Rising levels of unpaid loans and a deposit price war are eating into Spanish banks' income.
Spanish bank shares have fallen by around 30 percent since the beginning of the year. They have underperformed the European sector by around 23 percent during this period.
The cajas booked a 28 percent slump in net profit in the first 9 months of 2010, according to the Spanish Confederation of Savings Banks. Their profitability relative to their total assets is less than half that of listed banks in the year to September, Bank of Spain data shows.
POOR ASSET QUALITY
Some market watchers believe high-risk private equity funds may show interest in buying equity stakes, provided they are offered a big enough discount.

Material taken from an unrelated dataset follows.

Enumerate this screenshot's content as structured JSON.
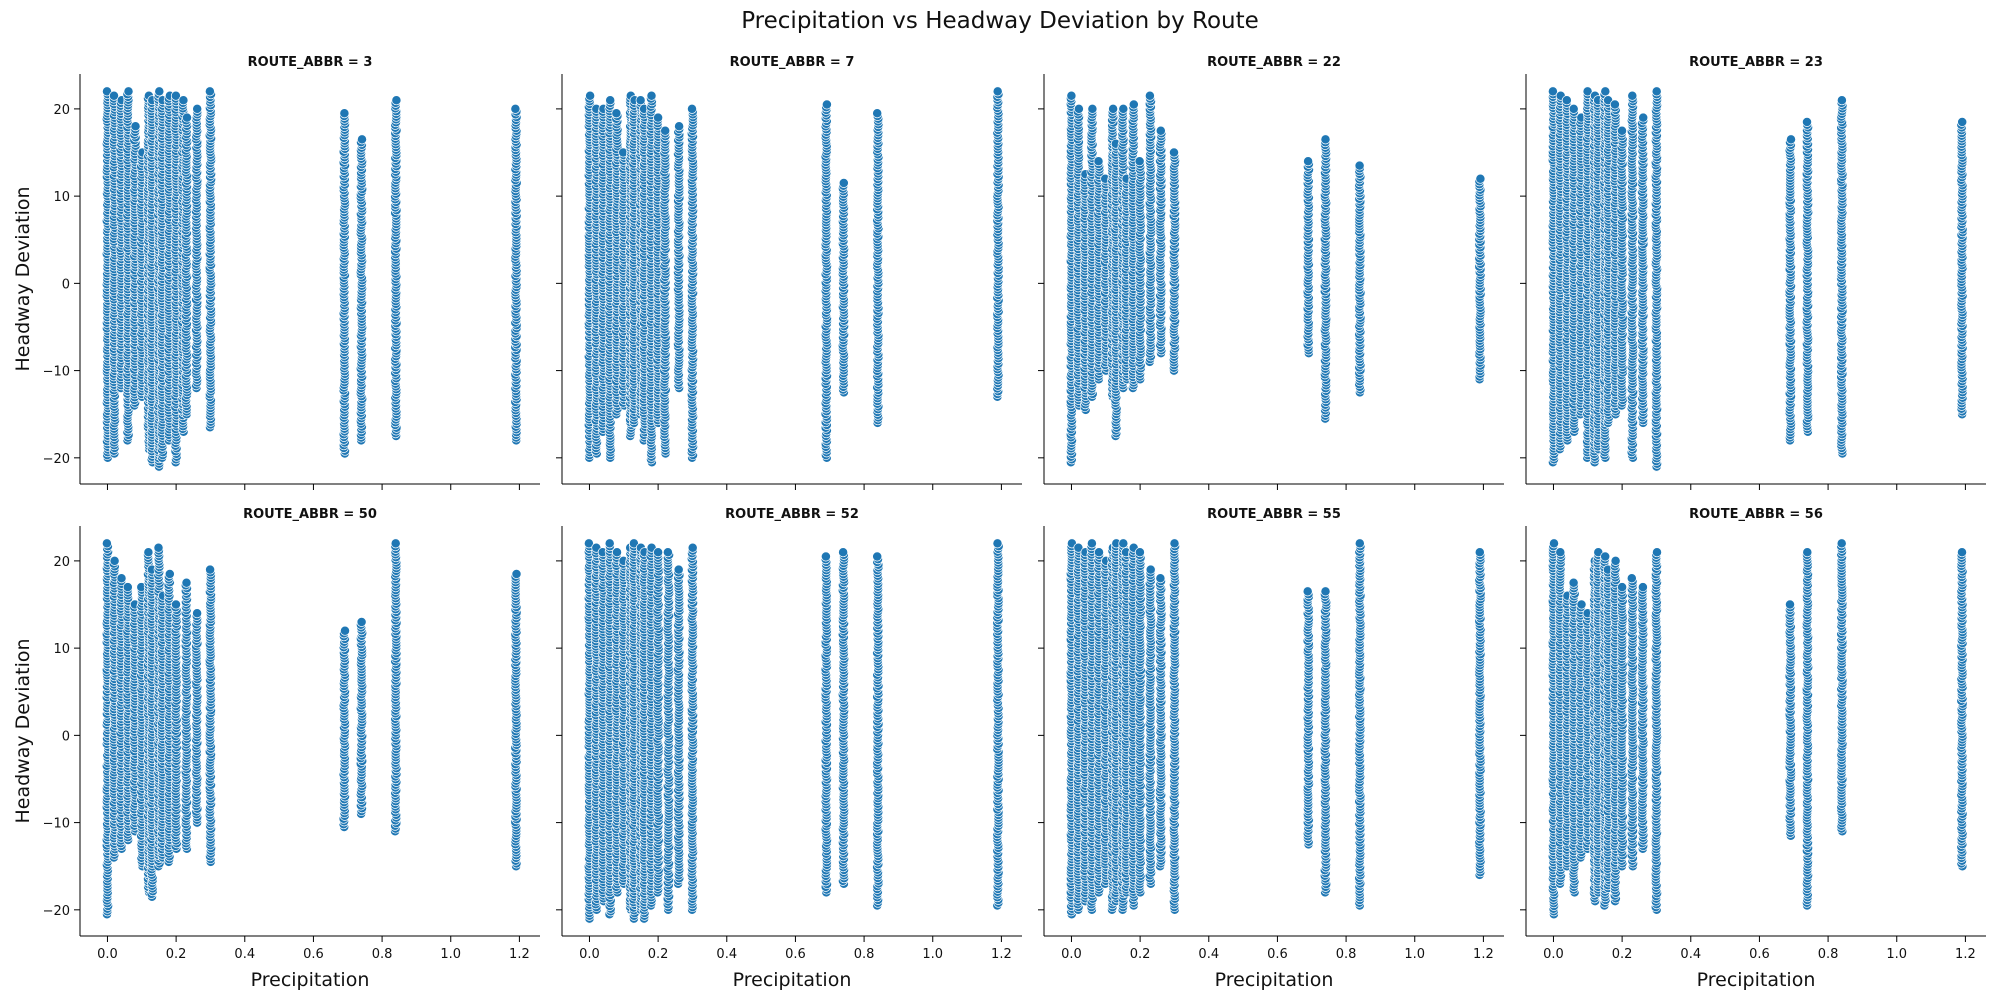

A stake in a merging bank that ends up being one of the dominant players could give an attractive return on equity, said one banker involved with cajas' road shows that have travelled to London, New York and Boston to drum up interest.
The problem is the underlying poor credit quality of assets on the cajas' books, he said. Economists expect unpaid loans as a proportion of total loans to continue creeping up next year.
A bank analyst at a leading U.S. fund management firm said investors might by assets in a top-ranking caja at just a small 'haircut', but for a savings bank that needed cleaning up "the typical discount on any capital raised would be roughly 40% and perhaps a bit more."